Hi Crusty, Been a while mate.
Congratulations on your new venture, I hope all works out well for you. Could be over your way soon, be great to catch up for a beer again.
Let me know about the BM, might know a lazy arse brewer looking for one.

Batz
 
Batz said:
Hi Crusty, Been a while mate.
Congratulations on your new venture, I hope all works out well for you. Could be over your way soon, be great to catch up for a beer again.
Let me know about the BM, might know a lazy arse brewer looking for one.

Batz
Hey Batz.
Give us a call mate if you get down.
I'll let you know about the BM.
cheers
 
It's here.
I installed all the components today that came with the control panel which included, the heat sink, the power in receptacle, both pump power receptacles,the herms & boil kettle element receptacles & the 3 x XLR receptacles for the PID temp probes. I've installed the handles, top, bottom & sides. The Volt & Amp meter both came with their own power supplies & a 50A shunt for the Amp meter.
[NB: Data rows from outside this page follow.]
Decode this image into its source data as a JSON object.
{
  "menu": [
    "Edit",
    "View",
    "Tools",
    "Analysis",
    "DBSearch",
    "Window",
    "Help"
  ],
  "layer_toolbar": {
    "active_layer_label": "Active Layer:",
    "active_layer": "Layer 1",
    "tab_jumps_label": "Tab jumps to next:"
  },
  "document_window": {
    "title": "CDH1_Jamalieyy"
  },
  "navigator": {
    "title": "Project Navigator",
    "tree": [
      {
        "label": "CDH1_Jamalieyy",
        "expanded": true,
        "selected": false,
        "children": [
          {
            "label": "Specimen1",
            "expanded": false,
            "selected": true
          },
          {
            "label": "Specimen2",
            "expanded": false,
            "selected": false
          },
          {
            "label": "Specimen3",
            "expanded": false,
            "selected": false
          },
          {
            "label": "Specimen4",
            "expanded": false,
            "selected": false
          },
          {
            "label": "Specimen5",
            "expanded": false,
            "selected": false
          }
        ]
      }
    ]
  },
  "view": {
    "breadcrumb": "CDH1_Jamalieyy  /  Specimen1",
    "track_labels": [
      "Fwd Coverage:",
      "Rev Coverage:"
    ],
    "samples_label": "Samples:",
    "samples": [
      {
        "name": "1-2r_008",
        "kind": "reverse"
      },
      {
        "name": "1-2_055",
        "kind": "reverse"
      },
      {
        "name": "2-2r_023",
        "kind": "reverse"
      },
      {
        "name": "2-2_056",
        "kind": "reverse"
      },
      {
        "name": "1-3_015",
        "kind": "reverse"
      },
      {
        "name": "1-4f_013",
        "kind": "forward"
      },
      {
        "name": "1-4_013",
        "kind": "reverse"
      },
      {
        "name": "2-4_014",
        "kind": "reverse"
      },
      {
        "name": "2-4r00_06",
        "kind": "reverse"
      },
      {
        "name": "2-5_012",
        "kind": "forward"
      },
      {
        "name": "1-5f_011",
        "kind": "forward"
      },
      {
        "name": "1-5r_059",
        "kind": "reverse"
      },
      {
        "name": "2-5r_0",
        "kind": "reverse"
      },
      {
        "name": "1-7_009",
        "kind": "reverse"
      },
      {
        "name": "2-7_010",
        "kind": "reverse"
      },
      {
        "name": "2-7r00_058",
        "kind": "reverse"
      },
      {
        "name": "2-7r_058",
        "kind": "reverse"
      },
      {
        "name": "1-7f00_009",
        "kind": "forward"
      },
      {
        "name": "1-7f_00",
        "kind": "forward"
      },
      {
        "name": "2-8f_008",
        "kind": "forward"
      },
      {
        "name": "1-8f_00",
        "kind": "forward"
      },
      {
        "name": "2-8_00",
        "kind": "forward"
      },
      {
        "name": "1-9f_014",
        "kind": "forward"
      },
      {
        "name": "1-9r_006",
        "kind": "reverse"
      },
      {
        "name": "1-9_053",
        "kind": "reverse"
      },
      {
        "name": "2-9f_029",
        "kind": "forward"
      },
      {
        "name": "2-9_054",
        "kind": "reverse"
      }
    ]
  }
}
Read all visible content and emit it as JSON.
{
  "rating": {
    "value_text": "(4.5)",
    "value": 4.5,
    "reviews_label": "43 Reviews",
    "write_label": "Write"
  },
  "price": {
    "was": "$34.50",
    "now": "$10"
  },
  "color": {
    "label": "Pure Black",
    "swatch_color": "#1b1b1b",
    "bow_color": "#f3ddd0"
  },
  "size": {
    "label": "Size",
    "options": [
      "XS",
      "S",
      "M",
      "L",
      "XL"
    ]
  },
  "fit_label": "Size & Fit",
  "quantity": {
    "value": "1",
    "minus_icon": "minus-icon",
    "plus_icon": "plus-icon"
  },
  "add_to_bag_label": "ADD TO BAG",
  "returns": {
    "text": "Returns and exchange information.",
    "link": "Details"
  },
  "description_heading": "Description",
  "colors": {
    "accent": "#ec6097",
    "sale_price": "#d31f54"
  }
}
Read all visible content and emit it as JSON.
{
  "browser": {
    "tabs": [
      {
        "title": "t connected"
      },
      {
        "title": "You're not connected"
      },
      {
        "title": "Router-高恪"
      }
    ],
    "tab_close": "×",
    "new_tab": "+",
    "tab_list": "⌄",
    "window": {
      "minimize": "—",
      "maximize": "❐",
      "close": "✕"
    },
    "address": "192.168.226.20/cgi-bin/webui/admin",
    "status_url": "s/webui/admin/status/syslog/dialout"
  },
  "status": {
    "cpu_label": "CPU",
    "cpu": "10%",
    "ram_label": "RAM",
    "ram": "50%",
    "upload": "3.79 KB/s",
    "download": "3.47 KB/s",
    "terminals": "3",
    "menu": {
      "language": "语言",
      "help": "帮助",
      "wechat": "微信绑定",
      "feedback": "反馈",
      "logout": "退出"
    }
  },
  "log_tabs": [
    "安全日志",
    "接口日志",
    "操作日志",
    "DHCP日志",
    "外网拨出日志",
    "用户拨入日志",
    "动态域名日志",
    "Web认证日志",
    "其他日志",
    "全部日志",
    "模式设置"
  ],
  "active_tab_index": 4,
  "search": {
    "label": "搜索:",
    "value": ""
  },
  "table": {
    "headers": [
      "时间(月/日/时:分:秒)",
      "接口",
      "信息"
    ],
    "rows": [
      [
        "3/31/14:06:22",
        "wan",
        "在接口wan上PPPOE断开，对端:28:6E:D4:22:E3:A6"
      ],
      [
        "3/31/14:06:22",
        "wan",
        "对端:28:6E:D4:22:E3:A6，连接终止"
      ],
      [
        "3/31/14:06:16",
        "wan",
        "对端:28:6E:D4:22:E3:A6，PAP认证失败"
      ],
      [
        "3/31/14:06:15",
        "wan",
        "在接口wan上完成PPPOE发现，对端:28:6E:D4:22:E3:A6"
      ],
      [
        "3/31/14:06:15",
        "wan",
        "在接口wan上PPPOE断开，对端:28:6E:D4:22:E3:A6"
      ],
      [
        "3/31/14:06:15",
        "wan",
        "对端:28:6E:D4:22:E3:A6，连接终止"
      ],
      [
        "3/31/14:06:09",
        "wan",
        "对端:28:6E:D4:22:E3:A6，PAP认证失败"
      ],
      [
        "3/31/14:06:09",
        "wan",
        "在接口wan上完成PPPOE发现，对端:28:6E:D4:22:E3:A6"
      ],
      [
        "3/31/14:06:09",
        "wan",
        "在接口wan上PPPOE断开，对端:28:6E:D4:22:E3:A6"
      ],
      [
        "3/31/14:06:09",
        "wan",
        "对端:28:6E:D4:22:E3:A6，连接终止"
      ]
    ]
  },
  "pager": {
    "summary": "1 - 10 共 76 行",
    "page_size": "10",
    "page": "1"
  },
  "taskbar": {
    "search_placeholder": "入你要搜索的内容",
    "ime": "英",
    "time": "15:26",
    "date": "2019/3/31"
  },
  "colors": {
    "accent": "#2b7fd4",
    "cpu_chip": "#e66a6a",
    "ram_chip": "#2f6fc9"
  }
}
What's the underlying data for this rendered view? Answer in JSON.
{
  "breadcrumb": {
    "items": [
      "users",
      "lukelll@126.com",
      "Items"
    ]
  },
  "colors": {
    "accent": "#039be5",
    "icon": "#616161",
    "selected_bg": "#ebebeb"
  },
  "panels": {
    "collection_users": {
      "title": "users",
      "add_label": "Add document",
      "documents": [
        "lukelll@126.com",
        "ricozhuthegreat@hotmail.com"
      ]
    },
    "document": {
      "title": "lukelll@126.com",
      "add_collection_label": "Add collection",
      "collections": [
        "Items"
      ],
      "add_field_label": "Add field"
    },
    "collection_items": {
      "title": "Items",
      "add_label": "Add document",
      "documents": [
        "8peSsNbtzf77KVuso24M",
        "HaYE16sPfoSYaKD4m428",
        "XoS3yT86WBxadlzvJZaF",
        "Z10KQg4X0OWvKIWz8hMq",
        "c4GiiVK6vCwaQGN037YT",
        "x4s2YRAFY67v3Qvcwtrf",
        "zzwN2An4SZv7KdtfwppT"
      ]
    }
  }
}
The switches & LED lights I already had so I put them in as well. I'm only half way there & still need to order a bit of gear to fill in the gaps but I'm hoping to have the brewery done & dusted by the end of the year.
The panel itself & the team over at The Electric Brewery are A1. It's flawless & a quality bit of kit & I'm looking forward to the day the Electrician comes over for the wiring job to kick it into gear.